L’Échoppe propose à ses adhérents un atelier de conversation en français tous les 15 jours, en plus de deux cours hebdomadaires d’initiation, niveaux débutant et intermédiaire. L’atelier fonctionne avec deux ou trois bénévoles en plus de l’intervenante, afin de travailler par petits groupes.
Faire connaissance
« Je m’appelle Rehab, et toi ? », « Tu veux jouer avec moi ? », « 1-2-3, pierre-feuille-ciseaux »…
Ils sont huit, à jouer, deux par deux : Cristovao qui vient d’Angola, Fatoumata de Guinée, Gohar d’Arménie, Helena de Géorgie, Julia d’Ukraine, Lumnije et Bessa du Kosovo, et Rehab de Syrie.
Au milieu, il y a Wenxin, qu’on appelle Laure. Elle est chinoise, parle français sans accent et, pour briser la glace, elle a choisi ce jeu venu de Chine il y a très longtemps, qu’elle fait suivre d’un jeu de balles où tous s’interpellent par leurs prénoms, de plus en plus vite.
Les mots de l’exil
La glace a fondu entre les huit locuteurs de sept langues différentes, tous adhérents de l’Échoppe.
D’habitude, ils viennent le jeudi chercher un colis alimentaire, mais ce mercredi ils sont venus pour autre chose, tout aussi nécessaire à leur vie : parler français.
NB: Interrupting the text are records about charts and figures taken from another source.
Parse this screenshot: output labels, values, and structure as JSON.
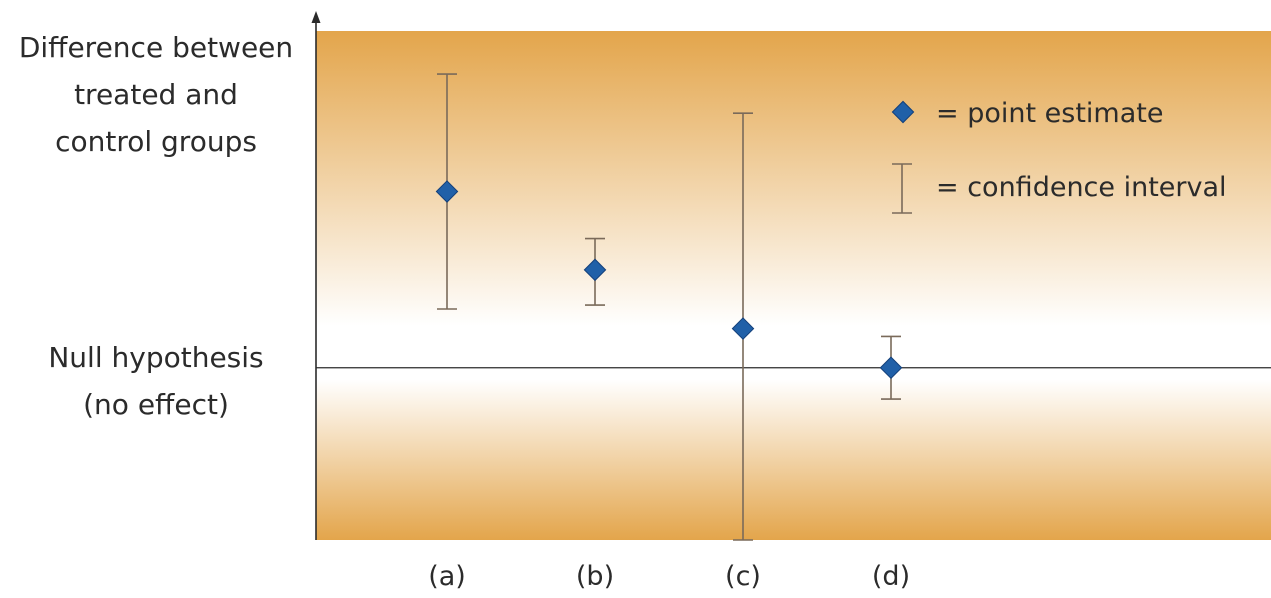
{
  "chart_data": {
    "type": "scatter",
    "title": "",
    "xlabel": "",
    "ylabel": "",
    "categories": [
      "(a)",
      "(b)",
      "(c)",
      "(d)"
    ],
    "y_axis_labels": {
      "top": [
        "Difference between",
        "treated and",
        "control groups"
      ],
      "reference": [
        "Null hypothesis",
        "(no effect)"
      ]
    },
    "reference_value": 0,
    "ylim": [
      -4.4,
      8.6
    ],
    "points": [
      {
        "category": "(a)",
        "estimate": 4.5,
        "ci_low": 1.5,
        "ci_high": 7.5
      },
      {
        "category": "(b)",
        "estimate": 2.5,
        "ci_low": 1.6,
        "ci_high": 3.3
      },
      {
        "category": "(c)",
        "estimate": 1.0,
        "ci_low": -4.4,
        "ci_high": 6.5
      },
      {
        "category": "(d)",
        "estimate": 0.0,
        "ci_low": -0.8,
        "ci_high": 0.8
      }
    ],
    "legend": {
      "placement": "top-right",
      "point_label": "= point estimate",
      "interval_label": "= confidence interval"
    },
    "colors": {
      "background_edge": "#e3a54b",
      "background_center": "#ffffff",
      "marker_fill": "#2060a8",
      "marker_stroke": "#14407a",
      "error_bar": "#7a6a5a",
      "axis": "#2b2b2b"
    },
    "grid": false
  }
}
Ils ne se parlaient pas avant. Les voilà maintenant qui évoquent ensemble leur exil, difficilement, le pays aimé et abandonné dans la douleur, la famille qui les soutient, « mes parents », « mon fils », « les amis », « la liberté »… des mots français qu’ils répètent pour dire avec émotion ce qui les fait vivre et espérer, alors que l’un est débouté du droit d’asile malgré son passé d’activiste sous une dictature, que d’autres ont fui les bombes et les massacres, l’oppression ou la misère.
Des dates et des cultures
Le sujet du jour : les jours fériés… On parle du 1er janvier, puis du 1er mai, qui permet d’aborder le travail, celui qu’on faisait là-bas et qu’on n’a pas le droit de faire ici, faute d’autorisation administrative. On parle du 14 juillet, et me voilà qui raconte : le roi de France, la révolution, la prise de la Bastille… « Liberté, égalité, fraternité », ça leur parle. Mais chez eux, la fête nationale, le 2 octobre en Guinée ou le 11 novembre en Angola, c’est la fête de l’indépendance et le départ des colons européens, français ou portugais… À chaque peuple sa libération…
Et puis il y a le 1er novembre, alors on parle des morts qu’on vient honorer en France avec des chrysanthèmes, et là, les regards se voilent. Quand ira-t-on se recueillir sur la tombe des parents tombés là-bas, si elle existe ?
Le français, ce lien
Tout sujet de conversation, hésitant ou chaotique par manque de mots, porte sa part d’ombre et de souffrance retenue. Mais l’enseignante et ses aides bénévoles sont là pour faire avancer les idées, donner le mot juste, faire répéter, retrouver la gaieté de l’échange.
Être ici, apprendre le français, avec d’autant plus de difficulté qu’on n’est pas allé beaucoup à l’école là-bas, c’est ouvrir une fenêtre vers ce pays d’accueil où règnent encore la paix et la démocratie, et où on aimerait tant faire son nouveau nid, travailler, vivre libre et autonome comme les citoyens français.
Un souhait d’intégration qui parait tellement légitime en les écoutant, mais ceux qui votent les lois les ont-ils jamais écoutés ?
L’enseignement du français à l’Échoppe a commencé par une expérimentation de 6 mois, en janvier 2023 et a vite pris son envol, porté par cette jeune Chinoise protestante de 23 ans, qui enseigne par le jeu et le rire, l’écoute et le respect, avec foi et dans la joie.
Et le miracle, c’est que les adhérents retrouvent le sourire quand on leur parle français en leur donnant leur colis, qu’ils osent dire quelques mots, et surtout qu’ils se reconnaissent entre eux et se saluent, entre Kosovars et Arméniens, Ukrainiennes et Guinéennes, Angolais et Syriens, chrétiens et musulmans, dans cet espace multiculturel et bienveillant qu’est l’Échoppe.